Creo que la razón primordial es que yo me senté a ver la película conociendo a Jodorowsky, admirándole porque había disfrutado oyéndole hablar en un par de entrevistas en la tele y porque me había entusiasmado la lectura de su libro “La Danza de la Realidad”. Era como ver el trabajo de un amigo, al que estimas, del que conoces sus obsesiones y al que perdonas sus desvaríos. Iñigo sin embargo pronto empezó a sentir que le estaban tomando el pelo.

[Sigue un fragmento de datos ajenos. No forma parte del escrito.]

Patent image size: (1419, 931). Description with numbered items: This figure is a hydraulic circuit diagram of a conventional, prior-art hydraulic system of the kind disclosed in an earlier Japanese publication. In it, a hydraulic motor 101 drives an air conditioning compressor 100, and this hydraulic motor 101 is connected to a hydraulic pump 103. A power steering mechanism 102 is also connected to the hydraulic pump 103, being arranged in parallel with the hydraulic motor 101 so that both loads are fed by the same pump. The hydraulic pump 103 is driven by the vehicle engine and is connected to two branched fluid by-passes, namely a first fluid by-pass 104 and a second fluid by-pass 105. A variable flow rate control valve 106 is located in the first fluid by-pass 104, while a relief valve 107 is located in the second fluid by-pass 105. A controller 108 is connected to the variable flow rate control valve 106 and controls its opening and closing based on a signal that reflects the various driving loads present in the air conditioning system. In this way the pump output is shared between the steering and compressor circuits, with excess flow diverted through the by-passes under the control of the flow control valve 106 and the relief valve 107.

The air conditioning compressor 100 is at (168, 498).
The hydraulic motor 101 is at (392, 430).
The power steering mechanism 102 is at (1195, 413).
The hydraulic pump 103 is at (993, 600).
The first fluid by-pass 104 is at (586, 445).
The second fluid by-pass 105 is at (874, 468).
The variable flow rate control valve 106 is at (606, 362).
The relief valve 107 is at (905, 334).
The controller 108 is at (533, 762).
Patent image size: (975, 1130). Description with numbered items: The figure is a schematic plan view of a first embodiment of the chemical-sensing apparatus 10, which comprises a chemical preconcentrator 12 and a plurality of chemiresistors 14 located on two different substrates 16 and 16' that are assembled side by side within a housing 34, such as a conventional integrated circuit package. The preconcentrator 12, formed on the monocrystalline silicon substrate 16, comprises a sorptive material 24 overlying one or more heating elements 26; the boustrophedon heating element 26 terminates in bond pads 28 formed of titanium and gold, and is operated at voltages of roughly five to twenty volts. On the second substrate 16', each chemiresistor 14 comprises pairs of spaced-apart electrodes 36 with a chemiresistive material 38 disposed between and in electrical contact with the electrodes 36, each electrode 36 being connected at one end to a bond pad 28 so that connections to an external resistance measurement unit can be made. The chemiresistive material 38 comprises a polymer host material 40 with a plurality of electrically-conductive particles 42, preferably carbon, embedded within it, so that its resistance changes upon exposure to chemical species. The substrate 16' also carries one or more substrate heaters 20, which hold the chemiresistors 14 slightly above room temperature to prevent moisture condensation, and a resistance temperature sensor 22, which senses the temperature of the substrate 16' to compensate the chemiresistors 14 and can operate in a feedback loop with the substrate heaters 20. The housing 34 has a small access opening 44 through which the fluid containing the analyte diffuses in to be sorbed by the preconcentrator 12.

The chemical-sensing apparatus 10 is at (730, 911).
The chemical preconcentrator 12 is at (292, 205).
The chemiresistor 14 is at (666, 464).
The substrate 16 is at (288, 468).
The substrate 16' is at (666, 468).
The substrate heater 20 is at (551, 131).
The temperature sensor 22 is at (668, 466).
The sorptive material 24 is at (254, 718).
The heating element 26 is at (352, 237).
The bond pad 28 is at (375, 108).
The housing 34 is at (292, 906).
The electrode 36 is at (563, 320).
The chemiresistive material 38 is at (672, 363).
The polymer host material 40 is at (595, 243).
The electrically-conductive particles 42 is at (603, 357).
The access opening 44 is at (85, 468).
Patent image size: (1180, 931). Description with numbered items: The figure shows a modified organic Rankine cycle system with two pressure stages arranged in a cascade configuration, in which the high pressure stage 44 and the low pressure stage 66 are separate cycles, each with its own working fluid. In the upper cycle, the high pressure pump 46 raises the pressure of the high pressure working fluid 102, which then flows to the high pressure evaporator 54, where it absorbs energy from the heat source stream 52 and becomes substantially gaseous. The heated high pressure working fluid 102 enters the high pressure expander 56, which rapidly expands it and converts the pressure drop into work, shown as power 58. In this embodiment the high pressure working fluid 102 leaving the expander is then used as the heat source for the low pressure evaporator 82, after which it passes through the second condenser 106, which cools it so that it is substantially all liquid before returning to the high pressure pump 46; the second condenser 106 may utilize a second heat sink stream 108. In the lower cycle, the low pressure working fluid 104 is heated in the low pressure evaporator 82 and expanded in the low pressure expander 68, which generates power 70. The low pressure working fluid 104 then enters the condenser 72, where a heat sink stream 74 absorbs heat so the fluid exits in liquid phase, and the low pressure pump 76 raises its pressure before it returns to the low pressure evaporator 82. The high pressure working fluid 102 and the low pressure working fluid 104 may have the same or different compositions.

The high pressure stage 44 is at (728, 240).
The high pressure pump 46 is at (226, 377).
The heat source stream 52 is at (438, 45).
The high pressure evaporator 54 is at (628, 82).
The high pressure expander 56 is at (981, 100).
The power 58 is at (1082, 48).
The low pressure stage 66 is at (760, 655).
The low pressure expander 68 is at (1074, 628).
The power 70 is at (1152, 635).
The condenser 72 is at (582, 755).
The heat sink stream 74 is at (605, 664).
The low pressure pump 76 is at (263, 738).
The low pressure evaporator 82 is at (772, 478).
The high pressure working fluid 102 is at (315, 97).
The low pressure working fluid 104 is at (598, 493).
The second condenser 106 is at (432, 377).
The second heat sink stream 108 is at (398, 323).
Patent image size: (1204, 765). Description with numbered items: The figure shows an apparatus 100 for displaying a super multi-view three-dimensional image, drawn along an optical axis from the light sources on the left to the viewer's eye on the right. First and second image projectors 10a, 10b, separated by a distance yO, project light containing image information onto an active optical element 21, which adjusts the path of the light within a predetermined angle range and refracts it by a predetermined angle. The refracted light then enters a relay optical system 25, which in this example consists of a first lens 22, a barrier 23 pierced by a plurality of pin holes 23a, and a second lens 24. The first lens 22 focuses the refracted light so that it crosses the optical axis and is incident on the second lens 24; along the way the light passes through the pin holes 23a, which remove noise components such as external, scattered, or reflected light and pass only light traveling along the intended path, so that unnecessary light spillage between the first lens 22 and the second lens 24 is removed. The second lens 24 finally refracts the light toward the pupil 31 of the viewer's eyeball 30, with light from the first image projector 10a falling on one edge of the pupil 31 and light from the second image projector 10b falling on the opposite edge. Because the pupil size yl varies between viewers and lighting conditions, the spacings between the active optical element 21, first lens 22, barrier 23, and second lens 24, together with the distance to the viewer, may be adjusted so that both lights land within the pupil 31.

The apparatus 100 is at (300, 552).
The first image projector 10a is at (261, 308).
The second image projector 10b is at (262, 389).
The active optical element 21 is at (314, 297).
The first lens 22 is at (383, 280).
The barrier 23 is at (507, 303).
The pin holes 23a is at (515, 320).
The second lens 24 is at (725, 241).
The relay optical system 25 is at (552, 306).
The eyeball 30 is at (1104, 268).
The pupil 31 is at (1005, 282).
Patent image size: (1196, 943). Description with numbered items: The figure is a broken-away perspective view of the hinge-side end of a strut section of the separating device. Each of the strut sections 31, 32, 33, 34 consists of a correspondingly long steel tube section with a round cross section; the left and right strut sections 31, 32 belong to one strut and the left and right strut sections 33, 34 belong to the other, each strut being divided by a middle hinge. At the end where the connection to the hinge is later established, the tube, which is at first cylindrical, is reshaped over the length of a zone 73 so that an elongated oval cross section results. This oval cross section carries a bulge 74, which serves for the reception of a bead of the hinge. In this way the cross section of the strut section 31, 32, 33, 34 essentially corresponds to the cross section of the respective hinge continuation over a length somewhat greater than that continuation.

Cuando salimos del cine del circulo de bellas artes a media noche no hubo tiempo de conversar y debatir nuestras opiniones, el frío era intenso y nuestros caminos a casa divergían en ese mismo punto. Casi lo único que le dio tiempo a decir a Iñigo es que le parecía una telenovela barnizada de colorido grotesco para darle un toque de autor, infumable vamos. Yo estaba sorprendido de aquel rechazo, es cierto que las condiciones de proyección eran patéticas (pronto comprendimos que por eso era gratis) pero la peli en sí me había gustado.
Yo le pido a una película que me sugiera cosas, que me active el cerebro y Jodorowsky desde luego lo logra. Cierto que es un fundamento muy subjetivo y comprendo el rechazo de Iñigo porque es más o menos el que sentí yo recientemente al ver la mítica “Jules et Jim” de Truffaut. Si sientes que se están quedando contigo te defiendes y no hay activación del cerebro posible.

Jodorowsky es un exagerado, le gusta lo grotesco, los enanos, las prostitutas gordas, los asesinatos gore, pero (y aquí juego a imaginarme las razones del autor) creo que ese barniz esperpéntico, abigarrado, de mutilaciones y chorros de sangre lo emplea para no sentirse como un maestro ridículo impartiendo enseñanzas. ¿Cuáles? Las de siempre su obsesión por los abusos que se sufren y se ejercen dentro de la familia y que crean individuos tarados viviendo vidas ajenas (las de sus padres,la del hermano que murió). Su enseñanza machacona es la de la toma de consciencia y posterior liberación. “El Topo” de 1969 se inicia con un vaquero vestido de negro (el propio Jodo) a lomos de un caballo por el desierto llevando a su espalda a un niño desnudo, se detienen cavan un hoyo en la arena y le dice al niño “hoy cumples 7 años, ya eres un hombre, entierra tu primer juguete y el retrato de tu madre”. La enseñanza machacona de Jodorowsky es la misma que la que te da una amiga cuando acudes confiando en su sabia feminidad para que te ayude a hablar a la chica que te gusta. “Se tú mismo”, dice ella y tu “ah, vale” absolutamente decepcionado.